Amazon delivered my walking cane yesterday. It’s replacing the hiking stick I’d invested in pre-cancer diagnosis that has effectively fallen apart.
Despite the positives of my new osimertinib drug my right leg is being a bit of a nuisance. Pins and needles in the foot. This might be the drug itself, or a small tumour sitting on the nerve higher up the leg. Hip and buttock problems too. In truth it could be anything from a long list of things. I’m two months off my next scan and don’t really know.
What I do know is that it provides discomfort. Pain is too strong a word.
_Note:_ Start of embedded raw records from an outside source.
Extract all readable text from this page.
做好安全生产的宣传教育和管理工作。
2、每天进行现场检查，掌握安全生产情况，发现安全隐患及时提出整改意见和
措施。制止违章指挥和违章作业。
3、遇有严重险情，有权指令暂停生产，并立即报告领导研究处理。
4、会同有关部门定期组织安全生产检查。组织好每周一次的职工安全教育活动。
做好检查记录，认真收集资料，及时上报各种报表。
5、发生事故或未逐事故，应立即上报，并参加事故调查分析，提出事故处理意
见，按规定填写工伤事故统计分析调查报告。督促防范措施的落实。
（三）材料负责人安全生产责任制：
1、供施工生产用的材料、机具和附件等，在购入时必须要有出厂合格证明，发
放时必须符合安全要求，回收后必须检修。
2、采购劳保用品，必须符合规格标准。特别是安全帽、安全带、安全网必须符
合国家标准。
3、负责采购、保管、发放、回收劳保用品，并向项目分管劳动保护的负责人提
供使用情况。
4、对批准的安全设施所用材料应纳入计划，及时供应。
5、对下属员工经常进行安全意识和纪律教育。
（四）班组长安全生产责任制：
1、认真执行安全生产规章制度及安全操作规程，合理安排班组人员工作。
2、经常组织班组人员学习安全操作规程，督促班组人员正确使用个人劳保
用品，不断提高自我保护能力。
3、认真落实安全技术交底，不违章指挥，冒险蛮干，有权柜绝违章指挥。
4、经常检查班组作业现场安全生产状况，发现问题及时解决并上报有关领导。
And while I’ve shown that I can get around without a stick I do reach for railings.
So my new walking stick will come out for occasional use. I will look like my Grandad. But at least I will reduce the risk of a bone breaking fall. Whereas my hiking stick provided give in design, this is just a single piece of wood. Helpful for pavements rather than hill dwelling.
On a positive, pre-drug change the right leg struggled to support me. If I was negotiating awkward terrain and couldn’t see how far away from the ground my foot was I had become timid about taking a risk of hurting my whole leg. Putting my foot down sharply was agony. Now it isn’t. I’m confident enough to take an awkward step whereas I wasn’t before. But I picture myself walking around Lake Bled in a Slovenian outing back in March and I can spot a deterioration I really wish wasn’t happening.